Representing filesystems in databases efficiently with Hierarchical Ordering

Or: A new way to sort strings

The way the we interface with files in a file system and rows in a database are fundamentally not the same.

Let’s observe a typical filesystem structure:

$ ls /

b/
a/

$ ls /a
1
2

$ ls /b
1

Quick ChatGPT, make this a tree!

The tree structure looks something like:

/
├── a
│   ├── 1
│   └── 2
└── b
    └── 1

Or in another view, we have:

/
/a
/a/1
/a/2
/b
/b/1

Can you see the problem yet? (hint: it’s right above this sentence)

The problem is that the tree structure, and the file path listing just below it, are totally different ways of sorting. Filesystems walk the tree by level, where as databases walk their B-Trees by order (and are constantly rebalanced).

Side quest: Why S3 is not a filesystem

S3 isn’t just blobs of your files, there’s a key-value database that keeps track of your files as well. And it’s the thing you hit first every time you make a request to S3.

As we saw in the code blocks above, if we listed files in the directory /, then we get 2 results: a/ and b/.

However, in S3, directories don’t actually exist, so what we really have is just:

/a/1
/a/2
/b/1

The problem is that if we wanted to treat S3 as a filesystem, and did an ls /, we’ve potentially just asked our S3 client to make unlimited requests.

S3 uses lexicographical ordering, like pretty much every string-keyed database does.

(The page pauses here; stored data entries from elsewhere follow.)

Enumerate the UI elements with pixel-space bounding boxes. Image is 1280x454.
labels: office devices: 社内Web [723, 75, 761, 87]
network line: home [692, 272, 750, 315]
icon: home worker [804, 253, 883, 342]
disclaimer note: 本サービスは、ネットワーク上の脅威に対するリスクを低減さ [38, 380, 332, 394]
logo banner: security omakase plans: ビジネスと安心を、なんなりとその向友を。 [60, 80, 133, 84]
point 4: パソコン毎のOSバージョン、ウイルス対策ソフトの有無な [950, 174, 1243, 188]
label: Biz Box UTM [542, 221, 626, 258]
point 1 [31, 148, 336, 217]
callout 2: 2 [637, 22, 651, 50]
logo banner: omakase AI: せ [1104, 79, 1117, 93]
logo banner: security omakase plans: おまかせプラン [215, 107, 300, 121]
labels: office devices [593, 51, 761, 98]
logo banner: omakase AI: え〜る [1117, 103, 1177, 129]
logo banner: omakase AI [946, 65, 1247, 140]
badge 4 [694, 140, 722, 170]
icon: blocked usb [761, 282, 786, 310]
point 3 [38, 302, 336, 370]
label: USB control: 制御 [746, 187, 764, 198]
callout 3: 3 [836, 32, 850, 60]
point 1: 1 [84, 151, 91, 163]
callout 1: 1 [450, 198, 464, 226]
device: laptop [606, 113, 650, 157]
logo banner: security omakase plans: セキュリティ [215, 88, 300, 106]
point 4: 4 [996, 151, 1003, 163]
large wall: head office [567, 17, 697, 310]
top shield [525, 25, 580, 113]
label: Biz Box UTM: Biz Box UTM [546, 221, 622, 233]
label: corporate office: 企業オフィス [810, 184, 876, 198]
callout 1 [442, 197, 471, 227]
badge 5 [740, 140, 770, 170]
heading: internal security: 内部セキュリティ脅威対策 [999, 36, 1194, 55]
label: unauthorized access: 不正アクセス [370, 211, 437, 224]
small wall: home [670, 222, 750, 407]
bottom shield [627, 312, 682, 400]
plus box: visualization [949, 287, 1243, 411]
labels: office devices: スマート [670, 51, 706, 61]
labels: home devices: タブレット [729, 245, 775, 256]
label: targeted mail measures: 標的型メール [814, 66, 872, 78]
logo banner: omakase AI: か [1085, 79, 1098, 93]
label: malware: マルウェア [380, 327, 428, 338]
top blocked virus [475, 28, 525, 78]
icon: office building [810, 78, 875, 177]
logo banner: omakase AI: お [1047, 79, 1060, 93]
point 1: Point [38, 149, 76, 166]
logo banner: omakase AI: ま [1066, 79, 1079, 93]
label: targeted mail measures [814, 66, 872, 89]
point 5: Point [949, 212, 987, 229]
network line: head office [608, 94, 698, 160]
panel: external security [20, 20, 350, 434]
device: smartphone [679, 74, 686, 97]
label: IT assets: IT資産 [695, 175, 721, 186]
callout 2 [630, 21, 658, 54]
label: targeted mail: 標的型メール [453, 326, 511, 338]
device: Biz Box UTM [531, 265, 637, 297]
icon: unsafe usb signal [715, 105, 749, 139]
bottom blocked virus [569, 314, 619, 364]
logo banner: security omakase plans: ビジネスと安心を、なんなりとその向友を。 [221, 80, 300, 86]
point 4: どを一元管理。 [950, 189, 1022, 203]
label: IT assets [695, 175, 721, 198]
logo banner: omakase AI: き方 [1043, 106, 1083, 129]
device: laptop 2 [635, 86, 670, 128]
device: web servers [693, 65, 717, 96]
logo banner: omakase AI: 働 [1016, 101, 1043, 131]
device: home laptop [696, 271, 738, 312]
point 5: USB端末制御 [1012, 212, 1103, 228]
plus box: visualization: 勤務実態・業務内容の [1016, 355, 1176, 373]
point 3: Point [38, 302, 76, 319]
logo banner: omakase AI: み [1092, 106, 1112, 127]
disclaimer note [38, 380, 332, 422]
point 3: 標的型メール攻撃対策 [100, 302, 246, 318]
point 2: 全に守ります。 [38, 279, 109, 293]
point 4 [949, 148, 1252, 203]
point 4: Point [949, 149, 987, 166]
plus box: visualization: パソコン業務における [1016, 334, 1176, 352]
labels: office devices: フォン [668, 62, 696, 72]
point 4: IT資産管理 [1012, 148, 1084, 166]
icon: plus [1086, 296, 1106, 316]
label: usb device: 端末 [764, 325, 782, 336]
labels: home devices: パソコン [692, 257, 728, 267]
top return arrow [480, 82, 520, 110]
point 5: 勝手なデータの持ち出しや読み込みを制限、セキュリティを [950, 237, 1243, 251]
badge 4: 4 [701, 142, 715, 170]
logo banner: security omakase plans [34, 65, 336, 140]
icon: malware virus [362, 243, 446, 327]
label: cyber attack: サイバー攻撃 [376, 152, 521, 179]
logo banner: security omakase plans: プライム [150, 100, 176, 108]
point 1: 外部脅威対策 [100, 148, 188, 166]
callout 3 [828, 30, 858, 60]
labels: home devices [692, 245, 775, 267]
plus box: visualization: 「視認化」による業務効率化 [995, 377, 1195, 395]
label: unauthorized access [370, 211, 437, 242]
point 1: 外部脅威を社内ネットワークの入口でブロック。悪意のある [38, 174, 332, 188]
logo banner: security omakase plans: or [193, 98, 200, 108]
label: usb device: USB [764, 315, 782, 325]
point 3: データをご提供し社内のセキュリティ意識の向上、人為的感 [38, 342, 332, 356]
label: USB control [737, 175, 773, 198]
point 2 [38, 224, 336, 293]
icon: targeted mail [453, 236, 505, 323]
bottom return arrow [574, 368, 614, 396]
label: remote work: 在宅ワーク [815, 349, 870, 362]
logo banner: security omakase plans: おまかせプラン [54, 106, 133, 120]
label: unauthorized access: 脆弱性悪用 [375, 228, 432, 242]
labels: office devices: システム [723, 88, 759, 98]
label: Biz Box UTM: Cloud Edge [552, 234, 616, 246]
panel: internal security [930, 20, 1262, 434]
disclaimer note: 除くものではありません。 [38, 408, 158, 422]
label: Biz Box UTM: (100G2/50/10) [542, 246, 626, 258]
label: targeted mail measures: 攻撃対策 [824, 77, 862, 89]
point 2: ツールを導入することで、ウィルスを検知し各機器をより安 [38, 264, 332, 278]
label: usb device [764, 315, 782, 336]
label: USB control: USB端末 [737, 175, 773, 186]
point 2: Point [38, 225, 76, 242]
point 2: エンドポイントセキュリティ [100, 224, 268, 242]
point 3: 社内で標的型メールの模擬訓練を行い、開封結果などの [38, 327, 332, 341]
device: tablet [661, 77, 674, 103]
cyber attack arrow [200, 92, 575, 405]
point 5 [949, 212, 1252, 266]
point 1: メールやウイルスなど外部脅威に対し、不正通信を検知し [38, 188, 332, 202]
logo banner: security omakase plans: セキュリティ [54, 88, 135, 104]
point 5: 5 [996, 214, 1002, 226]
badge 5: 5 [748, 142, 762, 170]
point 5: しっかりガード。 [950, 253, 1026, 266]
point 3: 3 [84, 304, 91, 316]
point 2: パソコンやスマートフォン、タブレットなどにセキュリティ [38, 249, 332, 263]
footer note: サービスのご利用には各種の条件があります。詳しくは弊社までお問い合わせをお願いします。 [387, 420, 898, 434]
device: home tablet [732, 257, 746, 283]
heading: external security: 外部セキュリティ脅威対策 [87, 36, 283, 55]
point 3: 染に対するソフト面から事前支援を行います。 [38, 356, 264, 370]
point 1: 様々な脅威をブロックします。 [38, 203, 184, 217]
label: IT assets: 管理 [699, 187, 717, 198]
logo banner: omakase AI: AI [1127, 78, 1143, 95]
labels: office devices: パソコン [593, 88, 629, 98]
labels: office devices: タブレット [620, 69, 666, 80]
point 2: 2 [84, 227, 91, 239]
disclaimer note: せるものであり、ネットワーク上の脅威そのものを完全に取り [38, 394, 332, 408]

This means that all children of the first “directory” that would appear will have to be sorted through before getting to the next.

Or in other words, if a/ has 1 million files beneath it, then we have to do 1,000 ListObjectV2 requests before we even see the b/ paths.

If you’re trying to mount S3 as a filesystem, this could result in atrocious performance (among other shortfalls trying to use S3 as a filesystem).

Hierarchical Ordering

Ok, so if you sort paths lexicographically, we can’t ls our system without potentially causing insane load and client latency. But we also can’t rewrite databases to use “Hierarchical Ordering”, so how do we do it?

By “packing” the strings such that they natrually order hierarchically.

The trick is simple: For every segment of the file path but the last, prepend it with some high-value byte like 0xff.

If we modify the FoundationDB tuple packing algorithm, we turn the filesystem:

dir
├── a
│   └── 1
├── b
└── 🚨

into:

\x01dir\x00 <- is only one item, so it doesn't lead with a 0xff
\x01\xffdir\x00\x01a\x00
\x01\xffdir\x00\x01b\x00
\x01\xffdir\x00\x01🚨\x00
\x01\xffdir\x00\x01\xffa\x00\x011\x00

Or if we clean it up:

dir
dir/a
dir/b
dir/🚨 <- have to make sure that unicode works!
dir/a/1

I wrote an implementation in my toy KV DB: objectkv/tuple

By putting a high-byte to partition the path segments, we sort the keys in the way they’d be represented in a file system.

Now, if we ask a client to ls the dir directory, we can simply look up the KV range []byte(“dir”) to append([]byte(“dir”), 0xff). This range will return all direct children of dir without recursively listing.

But what if we want to ls -R? Well, we’ve lost that unfortunately. However, it’s not hard:

1. Get all the children of your first directory

2. For all found children, continue selecting ranges []byte(child) to append([]byte(child), 0xff)

3. Repeat until you reach the end of all recursive paths.

But how do they “Show prefixes as directories” in the AWS console? It’s an index, likely! With an index, you can have both traditional lexicographical sorting of the file paths, and the hierarchical ordering.

Depending on how frequently you need to drill down into directories, this might be a less efficient approach. However, if you’re building a highly cardial filesystem (e.g. one folder may have many children), this is far more efficient: You can easily prune child paths that are not of interest without listing them. With traditional sorting, you’re forced to see everything.